Another example of my routine being off. I resigned to Sabbath by walking our neighborhood, but I was not happy about it, as evidenced by my pace and posture. A fuming little teapot speed-walking through the neighborhood was I. It was not just the monkey wrench in my treasured Sabbath rhythm, it was all of it. Disinfecting groceries, Zoom phone calls instead of face-to-face gatherings, tight spaces and tighter wallets.
But in that walk, the Lord reminded me that this is not what trusting submission looks like. He began to undo my grumpy heart and remind me of the absolutely proven nature of his love.

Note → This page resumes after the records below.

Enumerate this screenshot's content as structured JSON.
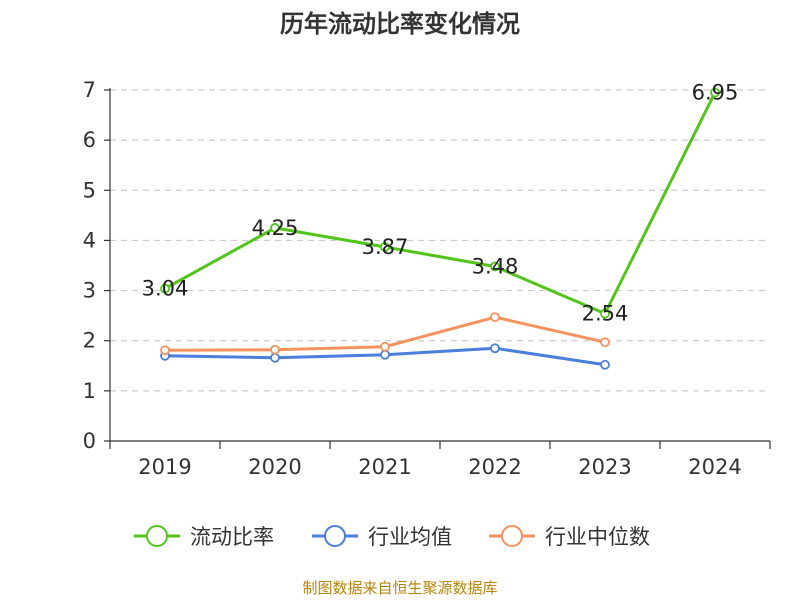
{
  "chart_data": {
    "type": "line",
    "title": "历年流动比率变化情况",
    "categories": [
      "2019",
      "2020",
      "2021",
      "2022",
      "2023",
      "2024"
    ],
    "ylim": [
      0,
      7
    ],
    "yticks": [
      "0",
      "1",
      "2",
      "3",
      "4",
      "5",
      "6",
      "7"
    ],
    "grid": true,
    "legend_position": "bottom",
    "series": [
      {
        "name": "流动比率",
        "color": "#52c41a",
        "values": [
          3.04,
          4.25,
          3.87,
          3.48,
          2.54,
          6.95
        ],
        "labels": [
          "3.04",
          "4.25",
          "3.87",
          "3.48",
          "2.54",
          "6.95"
        ]
      },
      {
        "name": "行业均值",
        "color": "#4a7fdc",
        "values": [
          1.7,
          1.66,
          1.72,
          1.85,
          1.52,
          null
        ]
      },
      {
        "name": "行业中位数",
        "color": "#f5925e",
        "values": [
          1.81,
          1.82,
          1.88,
          2.47,
          1.97,
          null
        ]
      }
    ]
  },
  "footer": {
    "source": "制图数据来自恒生聚源数据库"
  }
}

The too-much-ness out there,
Draws out ineptness in here.
What busyness used to filter,
Now gathers in latent fear.
Your love blocked all my exits,
Enticing my going soul to stay.
Fleeting flings aren’t enough:
You would have me all the day.
It’s scary to sit so still, so long,
Without demand or distraction.
You want uninsulated intimacy,
The whole of me, not a fraction.
Your blocking love can be trusted,
When the checking seems unchecked,
For You died to unblock life eternal,
Giving abundance for my neglect.
Though chosen, I feel choice-less,
Yet an important choice remains;
Resign in apathy or submit in love.
Your submission my choice trains.
So, stay I must but also shall,
Living within lines You’ve drawn.
Come again You can and will.
Your word is sure as the dawn.
May we learn to submit this season to a trustworthy Father rather than resign in avowed apathy. This too shall pass.
Blessed be the Lord, for he has wondrously shown his steadfast love to me when I was in a besieged city. Psalm 31: 21.